Ein Bericht über das Englische Widderkaninchen.

Kaninchen mit herabhängenden Ohren übten auf Charles Robert Darwin (1809-1882) eine besondere Faszination aus.

Wer war Charles Robert Darwin? Die Antwort findest Du hier.

Vorgeschichte

Die Englischen Widder ist ein Kaninchen mit einer wahrlich wechselvollen Geschichte. Einst als >>König unter den Kaninchen<< mit hohen Ehren und Preisen ausgezeichnet, fristet die Rasse heute eher ein "Mauerblümchen-Dasein".

Siegergruppe 2006

Über die ersten Anfänge der Zucht lässt sich heute kaum etwas Genaues sagen. Gesicherte Hinweise auf die Zucht hängeohriger Kaninchen liegen seit dem Jahr 1810 aus England vor. Ob nun diese Tiere aber zuerst in England oder in Frankreich entstanden, darüber besteht selbst heute keine Einigung unter den Fachmännern.
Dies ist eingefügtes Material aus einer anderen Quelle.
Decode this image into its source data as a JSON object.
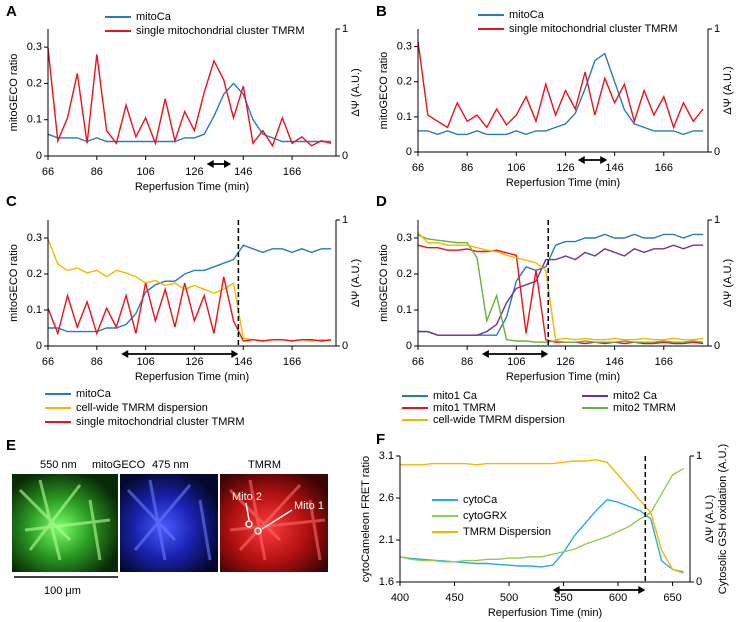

Bei der Besprechung des Französischen Widderkaninchens wurde die Meinung unterstützt, dass die Widderkaninchen erstmals in Frankreich aufgetreten und gezüchtet worden sind und somit der französische Stamm zur Ausgangsrasse für den englischen Vetter wurde. Nachtsheim sieht ebenfalls im Englischen Widder eine Weiterzüchtung des Französischen Widders. Werner Möbis neigt dagegen auf Grund der Kaninchenbeschreibung von Cuvier und John Lawrence ( Pseudonym Bonigton Moubray) zu der Ansicht, dass "das hängeohrige Kaninchen in den ersten beiden Jahrzehnten des 19. Jahrhunderts in England herausgezüchtet wurde". Es sei dann in den Jahren zwischen 1840 und 1855 nach Frankreich ausgeführt und hier zum Lapin Bélier (= Widderkaninchen) entwickelt worden.

Fakt aber ist, dass es im Jahre 1850 Widder (full lops) nach unserem heutigen Verständnis der Behangausbildung d.h. mit zwei hängenden Ohren, gab. Daneben existierten noch weitere Ausprägungen der Tragweise. Die "full lops " wurden  letztendlich  im Jahre 1870 als  alleinige  Form  anerkannt  und  bis  heute   weitergezüchtet. Die Englischen Widder mit ihren - wie Nachtsheim humorvoll und zutreffend schreibt -"geradezu ins Groteske gesteigerten Ohrenlänge" wurden die Majestätischen aus England zwischen 1880 und 1890 durch Paul Starke, Dresden zum ersten Mal nach Deutschland eingeführt und feierten unter den damals rein sportlich eingestellten Züchtern wahre Triumphe. Diese "Superohr-Rasse" galt jahrelang als "Königin der Rasse". Sie wurden bei uns 1893 im Standard aufgenommen und dadurch amtlich anerkannt. Man teilte sie in dieser Zeit je nach der Länge beider über den Kopf hinweg gemessen Ohren ("Behanglänge") in drei Klassen ein: Widderkaninchen über 50 cm Behanglänge, Widderkaninchen mit 45 bis 50 cm Behanglänge, Widderkaninchen unter 45 cm Behanglänge.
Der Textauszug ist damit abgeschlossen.